What is the instantaneous velocity of an object with position at time t equal to # f(t)= (tsqrt(t+2),t^2-2t) # at # t=1 #?

2 Answers
Jan 6, 2016

We have the parametric curve which define the movement of your material point #M#

We need to derive once to have the parametric curve which define the velocity of your material point #M# let's do that :

#x(t) = tsqrt(t+2)#
#y(t) = t^2-2t#

#vec(OM)(t) = (x(t),y(t))#

#dx/dt= dot(x) = v_x(t) = sqrt(t+2)+t/(2sqrt(t+2)) = (3t+4)/(2sqrt(t+2))#

#dy/dt = dot(y) = v_y(t) = 2t-2#

#(dvec(OM))/dt = vec(v)(t) = (v_x(t),v_y(t)) = ((3t+4)/(2sqrt(t+2)),2t-2) #

#vec(v)(1) = (7/(2sqrt(3)),0)#

Your material point #M# doesn't have a movement relative to the y-axis, so the norm is

#v(1) = 7/(2sqrt(3))#

Jan 6, 2016

If you calculate the function of distance in time #f_d(t)#from the given function of position in time #f(t)#, you can derive that the instantaneous velocity of the object when #t=1# is #7/4#.

Explanation:

  • The instantaneous velocity of an object is the derivative of distance as a function of time.

  • The distance traveled by the object can be taken as its the distance between (0,0) and the current position of the object.
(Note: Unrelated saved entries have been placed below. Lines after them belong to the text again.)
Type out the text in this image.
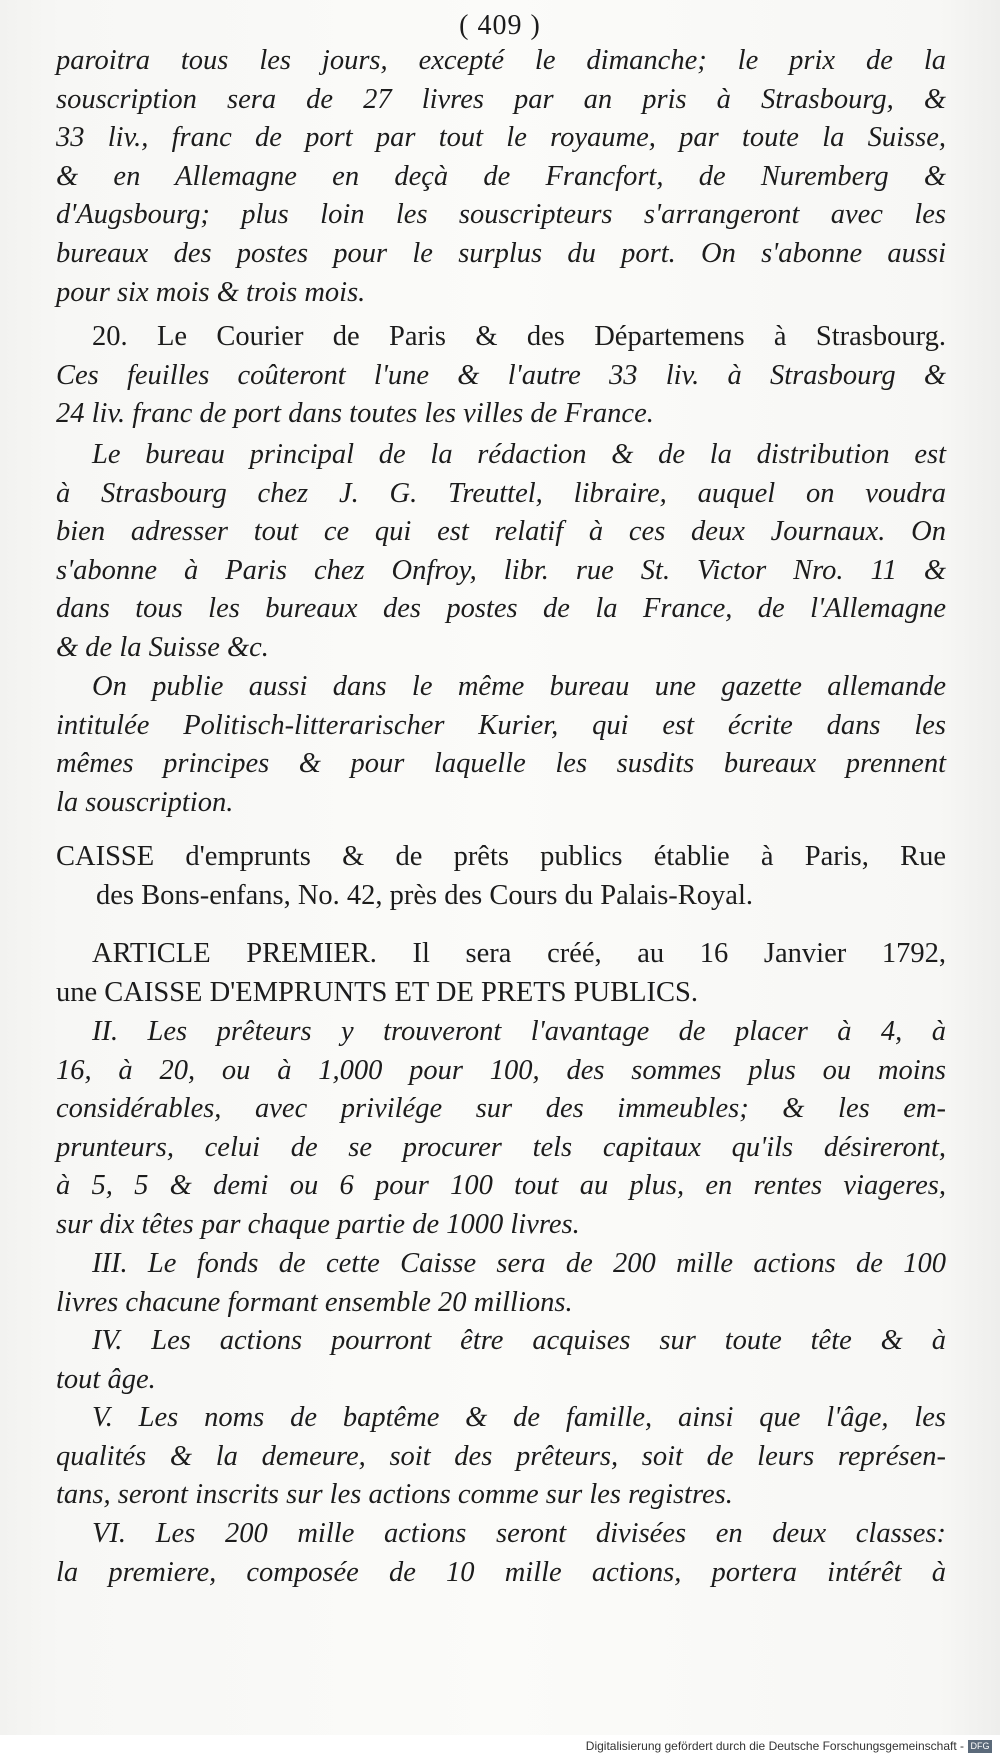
( 409 )
paroitra tous les jours, excepté le dimanche; le prix de la
souscription sera de 27 livres par an pris à Strasbourg, &
33 liv., franc de port par tout le royaume, par toute la Suisse,
& en Allemagne en deçà de Francfort, de Nuremberg &
d'Augsbourg; plus loin les souscripteurs s'arrangeront avec les
bureaux des postes pour le surplus du port. On s'abonne aussi
pour six mois & trois mois.
20. Le Courier de Paris & des Départemens à Strasbourg.
Ces feuilles coûteront l'une & l'autre 33 liv. à Strasbourg &
24 liv. franc de port dans toutes les villes de France.
Le bureau principal de la rédaction & de la distribution est
à Strasbourg chez J. G. Treuttel, libraire, auquel on voudra
bien adresser tout ce qui est relatif à ces deux Journaux. On
s'abonne à Paris chez Onfroy, libr. rue St. Victor Nro. 11 &
dans tous les bureaux des postes de la France, de l'Allemagne
& de la Suisse &c.
On publie aussi dans le même bureau une gazette allemande
intitulée Politisch-litterarischer Kurier, qui est écrite dans les
mêmes principes & pour laquelle les susdits bureaux prennent
la souscription.
CAISSE d'emprunts & de prêts publics établie à Paris, Rue
des Bons-enfans, No. 42, près des Cours du Palais-Royal.
ARTICLE PREMIER. Il sera créé, au 16 Janvier 1792,
une CAISSE D'EMPRUNTS ET DE PRETS PUBLICS.
II. Les prêteurs y trouveront l'avantage de placer à 4, à
16, à 20, ou à 1,000 pour 100, des sommes plus ou moins
considérables, avec privilége sur des immeubles; & les em-
prunteurs, celui de se procurer tels capitaux qu'ils désireront,
à 5, 5 & demi ou 6 pour 100 tout au plus, en rentes viageres,
sur dix têtes par chaque partie de 1000 livres.
III. Le fonds de cette Caisse sera de 200 mille actions de 100
livres chacune formant ensemble 20 millions.
IV. Les actions pourront être acquises sur toute tête & à
tout âge.
V. Les noms de baptême & de famille, ainsi que l'âge, les
qualités & la demeure, soit des prêteurs, soit de leurs représen-
tans, seront inscrits sur les actions comme sur les registres.
VI. Les 200 mille actions seront divisées en deux classes:
la premiere, composée de 10 mille actions, portera intérêt à
Digitalisierung gefördert durch die Deutsche Forschungsgemeinschaft - DFG
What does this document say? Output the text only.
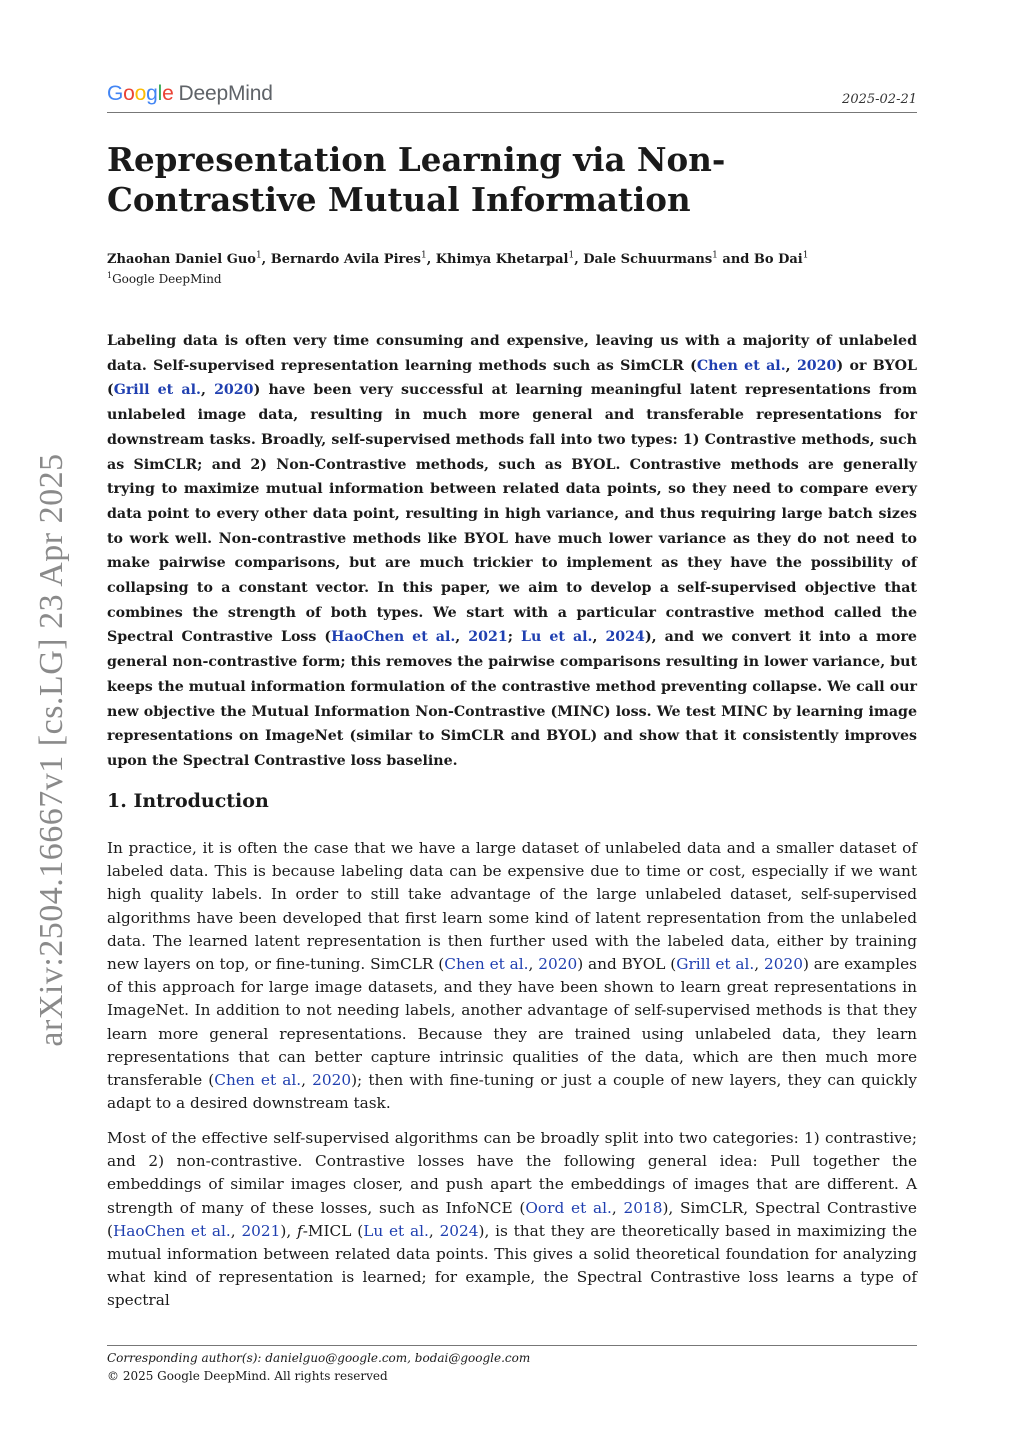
Google DeepMind	2025-02-21
arXiv:2504.16667v1 [cs.LG] 23 Apr 2025
Representation Learning via Non-Contrastive Mutual Information
Zhaohan Daniel Guo$^1$, Bernardo Avila Pires$^1$, Khimya Khetarpal$^1$, Dale Schuurmans$^1$ and Bo Dai$^1$
$^1$Google DeepMind

Labeling data is often very time consuming and expensive, leaving us with a majority of unlabeled data. Self-supervised representation learning methods such as SimCLR (Chen et al., 2020) or BYOL (Grill et al., 2020) have been very successful at learning meaningful latent representations from unlabeled image data, resulting in much more general and transferable representations for downstream tasks. Broadly, self-supervised methods fall into two types: 1) Contrastive methods, such as SimCLR; and 2) Non-Contrastive methods, such as BYOL. Contrastive methods are generally trying to maximize mutual information between related data points, so they need to compare every data point to every other data point, resulting in high variance, and thus requiring large batch sizes to work well. Non-contrastive methods like BYOL have much lower variance as they do not need to make pairwise comparisons, but are much trickier to implement as they have the possibility of collapsing to a constant vector. In this paper, we aim to develop a self-supervised objective that combines the strength of both types. We start with a particular contrastive method called the Spectral Contrastive Loss (HaoChen et al., 2021; Lu et al., 2024), and we convert it into a more general non-contrastive form; this removes the pairwise comparisons resulting in lower variance, but keeps the mutual information formulation of the contrastive method preventing collapse. We call our new objective the Mutual Information Non-Contrastive (MINC) loss. We test MINC by learning image representations on ImageNet (similar to SimCLR and BYOL) and show that it consistently improves upon the Spectral Contrastive loss baseline.

1. Introduction

In practice, it is often the case that we have a large dataset of unlabeled data and a smaller dataset of labeled data. This is because labeling data can be expensive due to time or cost, especially if we want high quality labels. In order to still take advantage of the large unlabeled dataset, self-supervised algorithms have been developed that first learn some kind of latent representation from the unlabeled data. The learned latent representation is then further used with the labeled data, either by training new layers on top, or fine-tuning. SimCLR (Chen et al., 2020) and BYOL (Grill et al., 2020) are examples of this approach for large image datasets, and they have been shown to learn great representations in ImageNet. In addition to not needing labels, another advantage of self-supervised methods is that they learn more general representations. Because they are trained using unlabeled data, they learn representations that can better capture intrinsic qualities of the data, which are then much more transferable (Chen et al., 2020); then with fine-tuning or just a couple of new layers, they can quickly adapt to a desired downstream task.

Most of the effective self-supervised algorithms can be broadly split into two categories: 1) contrastive; and 2) non-contrastive. Contrastive losses have the following general idea: Pull together the embeddings of similar images closer, and push apart the embeddings of images that are different. A strength of many of these losses, such as InfoNCE (Oord et al., 2018), SimCLR, Spectral Contrastive (HaoChen et al., 2021), f-MICL (Lu et al., 2024), is that they are theoretically based in maximizing the mutual information between related data points. This gives a solid theoretical foundation for analyzing what kind of representation is learned; for example, the Spectral Contrastive loss learns a type of spectral

Corresponding author(s): danielguo@google.com, bodai@google.com
© 2025 Google DeepMind. All rights reserved
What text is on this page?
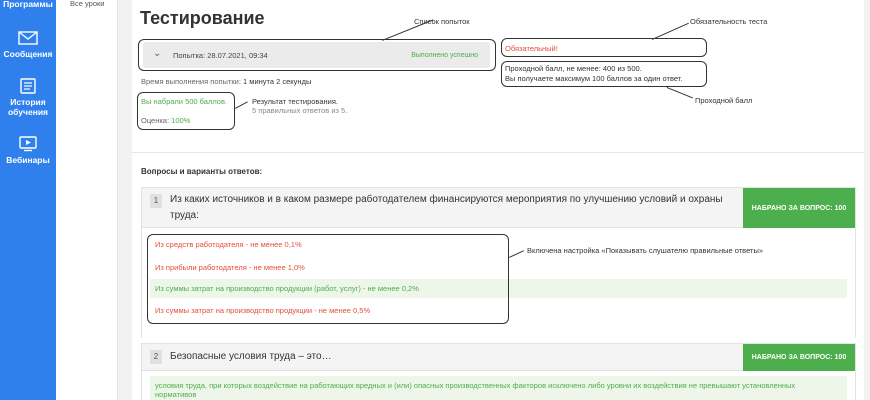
Программы
Сообщения
История обучения
Вебинары
Все уроки
Тестирование
⌄ Попытка: 28.07.2021, 09:34	Выполнено успешно
Время выполнения попытки: 1 минута 2 секунды
Вы набрали 500 баллов.
Оценка: 100%
Обязательный!
Проходной балл, не менее: 400 из 500.
Вы получаете максимум 100 баллов за один ответ.
Список попыток	Обязательность теста
Проходной балл
Результат тестирования.
5 правильных ответов из 5.
Вопросы и варианты ответов:
1	Из каких источников и в каком размере работодателем финансируются мероприятия по улучшению условий и охраны
труда:
НАБРАНО ЗА ВОПРОС: 100
Из средств работодателя - не менее 0,1%
Из прибыли работодателя - не менее 1,0%
Из суммы затрат на производство продукции (работ, услуг) - не менее 0,2%
Из суммы затрат на производство продукции - не менее 0,5%
Включена настройка «Показывать слушателю правильные ответы»
2	Безопасные условия труда – это…	НАБРАНО ЗА ВОПРОС: 100
условия труда, при которых воздействие на работающих вредных и (или) опасных производственных факторов исключено либо уровни их воздействия не превышают установленных
нормативов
  • If distance as a function of time is #y=f_d(t)#, velocity is denoted #v#, the function of position in time is #f(t)# then:
    #v=(dt)/(dy)#
    #f_d(t)= sqrt((t^2-2t)^2+(tsqrt(t+2))^2)#
    #f_d(t)=sqrt((t^4-4t^3+4t^2)+(t^3+2t^2))#
    #f_d(t)=sqrt(t^4-3t^3+6t^2)=(t^4-3t^3+6t^2)^(1/2)#

  • #v=(dt)/(dy)=d((t^4-3t^3+6t^2)^(1/2))/(dy)#
    #v=1/2[(t^4-3t^3+6t^2)^(-1/2)][4t^3-9t^2+12t]#
    #v=(4t^3-9t^2+12t)/(2sqrt(t^4-3t^3+6t^2))#
    #v=(4t^2-9t+12)/(2sqrt(t^2-3t+6))#

  • When #t=1#
    #v=(4-9+12)/(2sqrt(1-3+6))#
    #v=7/4#

I think?